In 1884, Mrs. Winchester moved to San Jose, California, and purchased an eight-room farmhouse. She immediately began a neverending building project. With much money and few responsibilities, she kept a staff of 40 to 60 servants and carpenters constantly busy. She had no master plan for a house and, according to her carpenters, built whenever, wherever, and however she pleased, always directed by the spirits. Every night, Sarah would go to her séance room to receive messages from the spirits telling her what she should build. These bizarre orders resulted in many strange creations, such as doors that open onto walls, stairs that go nowhere, a cupboard that has only one half inch of storage space, and tiny doorways and hallways just big enough for Sarah (who was 4 feet, 10 inches and of slight build) to fit through.
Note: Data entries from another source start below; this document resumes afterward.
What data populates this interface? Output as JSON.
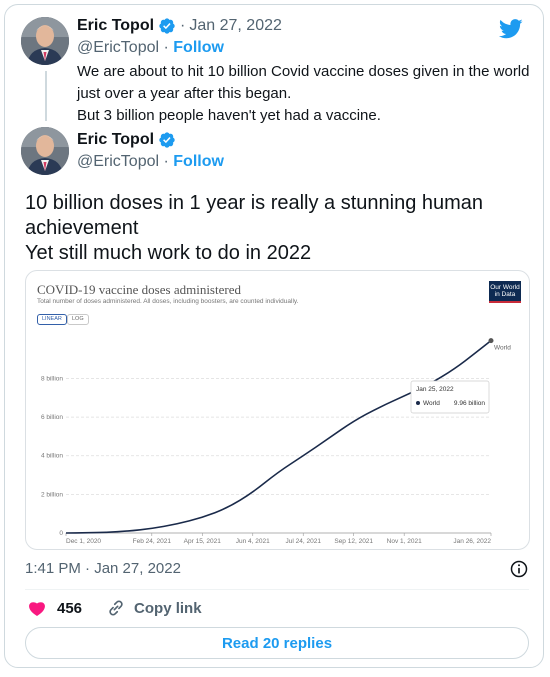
{
  "quoted_tweet": {
    "author_name": "Eric Topol",
    "date": "Jan 27, 2022",
    "handle": "@EricTopol",
    "follow_label": "Follow",
    "text_line_1": "We are about to hit 10 billion Covid vaccine doses given in the world",
    "text_line_2": "just over a year after this began.",
    "text_line_3": "But 3 billion people haven't yet had a vaccine."
  },
  "main_tweet": {
    "author_name": "Eric Topol",
    "handle": "@EricTopol",
    "follow_label": "Follow",
    "text_line_1": "10 billion doses in 1 year is really a stunning human",
    "text_line_2": "achievement",
    "text_line_3": "Yet still much work to do in 2022",
    "timestamp": "1:41 PM · Jan 27, 2022",
    "like_count": "456",
    "copy_link_label": "Copy link",
    "read_replies_label": "Read 20 replies"
  },
  "colors": {
    "accent": "#1d9bf0",
    "like": "#f91880",
    "line": "#1a2a4a",
    "owid_navy": "#0d2a52",
    "owid_red": "#c92b3a"
  },
  "icons": [
    "twitter-bird-icon",
    "verified-badge-icon",
    "info-icon",
    "heart-icon",
    "link-icon"
  ],
  "chart": {
    "logo_line_1": "Our World",
    "logo_line_2": "in Data",
    "linear_label": "LINEAR",
    "log_label": "LOG",
    "tooltip_date": "Jan 25, 2022",
    "tooltip_series": "World",
    "tooltip_value": "9.96 billion"
  },
  "chart_data": {
    "type": "line",
    "title": "COVID-19 vaccine doses administered",
    "subtitle": "Total number of doses administered. All doses, including boosters, are counted individually.",
    "xlabel": "",
    "ylabel": "",
    "grid": true,
    "legend": "end-of-line label",
    "x_tick_labels": [
      "Dec 1, 2020",
      "Feb 24, 2021",
      "Apr 15, 2021",
      "Jun 4, 2021",
      "Jul 24, 2021",
      "Sep 12, 2021",
      "Nov 1, 2021",
      "Jan 26, 2022"
    ],
    "x_tick_dates": [
      "2020-12-01",
      "2021-02-24",
      "2021-04-15",
      "2021-06-04",
      "2021-07-24",
      "2021-09-12",
      "2021-11-01",
      "2022-01-26"
    ],
    "y_tick_values": [
      0,
      2,
      4,
      6,
      8
    ],
    "y_tick_labels": [
      "0",
      "2 billion",
      "4 billion",
      "6 billion",
      "8 billion"
    ],
    "xlim": [
      "2020-12-01",
      "2022-01-26"
    ],
    "ylim": [
      0,
      10.2
    ],
    "series": [
      {
        "name": "World",
        "x": [
          "2020-12-01",
          "2020-12-20",
          "2021-01-10",
          "2021-02-01",
          "2021-02-24",
          "2021-03-20",
          "2021-04-15",
          "2021-05-10",
          "2021-06-04",
          "2021-06-29",
          "2021-07-24",
          "2021-08-18",
          "2021-09-12",
          "2021-10-07",
          "2021-11-01",
          "2021-11-26",
          "2021-12-21",
          "2022-01-10",
          "2022-01-26"
        ],
        "values": [
          0,
          0.01,
          0.03,
          0.1,
          0.23,
          0.45,
          0.8,
          1.3,
          2.1,
          3.15,
          4.0,
          4.9,
          5.8,
          6.5,
          7.1,
          7.7,
          8.5,
          9.3,
          9.96
        ]
      }
    ]
  }
}
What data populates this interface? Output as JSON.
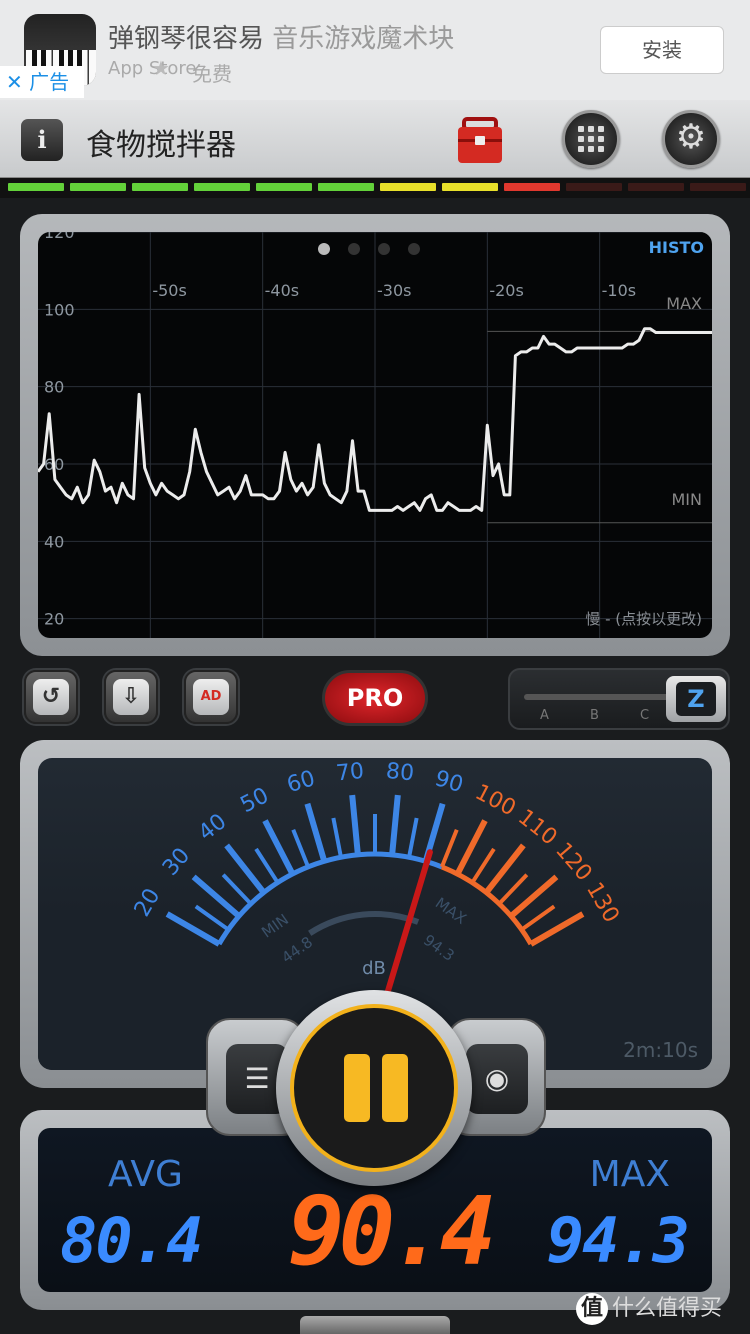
{
  "ad": {
    "title_prefix": "弹钢琴很容易",
    "title_rest": "音乐游戏魔术块",
    "source": "App Store",
    "star": "★",
    "price": "免费",
    "install": "安装",
    "badge": "广告",
    "close_glyph": "✕"
  },
  "toolbar": {
    "info": "i",
    "title": "食物搅拌器",
    "gear_glyph": "⚙"
  },
  "level_bar": {
    "colors": [
      "#63d13a",
      "#63d13a",
      "#63d13a",
      "#63d13a",
      "#63d13a",
      "#63d13a",
      "#e8df2a",
      "#e8df2a",
      "#e0382e",
      "#3a1a18",
      "#3a1a18",
      "#3a1a18"
    ],
    "lit_segments": 9
  },
  "graph": {
    "mode": "HISTO",
    "speed_label": "慢 - (点按以更改)",
    "max_label": "MAX",
    "min_label": "MIN",
    "y_ticks": [
      "120",
      "100",
      "80",
      "60",
      "40",
      "20"
    ],
    "x_ticks": [
      "-50s",
      "-40s",
      "-30s",
      "-20s",
      "-10s"
    ],
    "pages_total": 4,
    "page_active": 0
  },
  "chart_data": {
    "type": "line",
    "title": "",
    "xlabel": "",
    "ylabel": "",
    "xlim": [
      -60,
      0
    ],
    "ylim": [
      15,
      120
    ],
    "max_line": 94.3,
    "min_line": 44.8,
    "series": [
      {
        "x": [
          -60,
          -59.5,
          -59,
          -58.5,
          -58,
          -57.5,
          -57,
          -56.5,
          -56,
          -55.5,
          -55,
          -54.5,
          -54,
          -53.5,
          -53,
          -52.5,
          -52,
          -51.5,
          -51,
          -50.5,
          -50,
          -49.5,
          -49,
          -48.5,
          -48,
          -47.5,
          -47,
          -46.5,
          -46,
          -45.5,
          -45,
          -44.5,
          -44,
          -43.5,
          -43,
          -42.5,
          -42,
          -41.5,
          -41,
          -40.5,
          -40,
          -39.5,
          -39,
          -38.5,
          -38,
          -37.5,
          -37,
          -36.5,
          -36,
          -35.5,
          -35,
          -34.5,
          -34,
          -33.5,
          -33,
          -32.5,
          -32,
          -31.5,
          -31,
          -30.5,
          -30,
          -29.5,
          -29,
          -28.5,
          -28,
          -27.5,
          -27,
          -26.5,
          -26,
          -25.5,
          -25,
          -24.5,
          -24,
          -23.5,
          -23,
          -22.5,
          -22,
          -21.5,
          -21,
          -20.5,
          -20,
          -19.5,
          -19,
          -18.5,
          -18,
          -17.5,
          -17,
          -16.5,
          -16,
          -15.5,
          -15,
          -14.5,
          -14,
          -13.5,
          -13,
          -12.5,
          -12,
          -11.5,
          -11,
          -10.5,
          -10,
          -9.5,
          -9,
          -8.5,
          -8,
          -7.5,
          -7,
          -6.5,
          -6,
          -5.5,
          -5,
          -4.5,
          -4,
          -3.5,
          -3,
          -2.5,
          -2,
          -1.5,
          -1,
          -0.5,
          0
        ],
        "values": [
          58,
          60,
          73,
          56,
          54,
          52,
          51,
          54,
          50,
          52,
          61,
          58,
          53,
          54,
          50,
          55,
          52,
          51,
          78,
          59,
          55,
          52,
          55,
          53,
          52,
          51,
          52,
          58,
          69,
          63,
          58,
          55,
          52,
          53,
          54,
          51,
          53,
          57,
          52,
          52,
          52,
          51,
          51,
          53,
          63,
          56,
          53,
          55,
          52,
          54,
          65,
          55,
          52,
          51,
          50,
          53,
          66,
          53,
          53,
          48,
          48,
          48,
          48,
          48,
          49,
          48,
          49,
          50,
          48,
          51,
          52,
          48,
          48,
          50,
          49,
          48,
          48,
          48,
          49,
          48,
          70,
          57,
          60,
          52,
          52,
          88,
          89,
          89,
          90,
          90,
          93,
          91,
          91,
          90,
          89,
          89,
          90,
          90,
          90,
          90,
          90,
          90,
          90,
          90,
          90,
          91,
          91,
          92,
          95,
          95,
          94,
          94,
          94,
          94,
          94,
          94,
          94,
          94,
          94,
          94,
          94
        ]
      }
    ]
  },
  "controls": {
    "reset_glyph": "↺",
    "save_glyph": "⇩",
    "ad_glyph": "AD",
    "pro": "PRO",
    "weighting": "Z",
    "weighting_options": [
      "A",
      "B",
      "C"
    ]
  },
  "meter": {
    "ticks": [
      "20",
      "30",
      "40",
      "50",
      "60",
      "70",
      "80",
      "90",
      "100",
      "110",
      "120",
      "130"
    ],
    "unit": "dB",
    "min_label": "MIN",
    "max_label": "MAX",
    "min_value": "44.8",
    "max_value": "94.3",
    "elapsed": "2m:10s",
    "needle_value": 90.4,
    "orange_from": 100,
    "colors": {
      "blue": "#3d86e6",
      "orange": "#f06a2a",
      "needle": "#c81818"
    }
  },
  "readout": {
    "avg_label": "AVG",
    "max_label": "MAX",
    "avg_value": "80.4",
    "current_value": "90.4",
    "max_value": "94.3"
  },
  "center": {
    "log_glyph": "☰",
    "camera_glyph": "◉"
  },
  "watermark": {
    "mark": "值",
    "text": "什么值得买"
  }
}
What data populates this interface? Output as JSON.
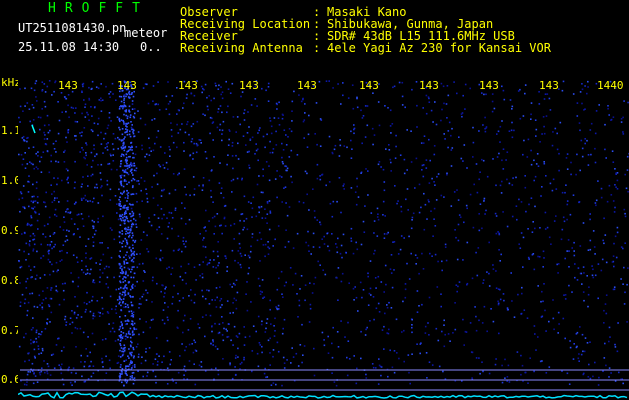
{
  "brand": "HROFFT",
  "filename": "UT2511081430.pn",
  "mode": "meteor",
  "datetime": "25.11.08 14:30",
  "counter": "0..",
  "info": [
    {
      "label": "Observer",
      "value": "Masaki Kano"
    },
    {
      "label": "Receiving Location",
      "value": "Shibukawa, Gunma, Japan"
    },
    {
      "label": "Receiver",
      "value": "SDR# 43dB L15 111.6MHz USB"
    },
    {
      "label": "Receiving Antenna",
      "value": "4ele Yagi Az 230 for Kansai VOR"
    }
  ],
  "axis": {
    "y_unit": "kHz",
    "y_ticks": [
      "1.1",
      "1.0",
      "0.9",
      "0.8",
      "0.7",
      "0.6"
    ],
    "x_ticks": [
      "143",
      "143",
      "143",
      "143",
      "143",
      "143",
      "143",
      "143",
      "143",
      "1440"
    ]
  },
  "colors": {
    "background": "#000000",
    "text": "#ffff00",
    "brand": "#00ff00",
    "noise": "#1a2cd8",
    "spectrum": "#00e0ff"
  }
}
The rambling structure has 160 rooms; 2,000 doors; 10,000 windows; and 150,000 panes of glass. It boasts 40 stairways, 47 fireplaces, and 13 bathrooms.

Sarah paid workers well to keep building continuously for nearly 40 years until her death in 1922. Sarah Winchester was a very lonely woman; there is only one blurry photograph of this eccentric recluse. In fact, when President Theodore Roosevelt came to visit San Jose, the chamber of commerce tried to get Mrs. Winchester to receive him, but she refused.

All this wasted money, labor, and years of fear were to appease the supposed spirits of the dead. But can the spirits of the dead haunt the living? The Bible says, “For in death there is no remembrance of You” (Psalm 6:5), and “the dead know nothing” (Ecclesiastes 9:5). The Scriptures clearly say “No.”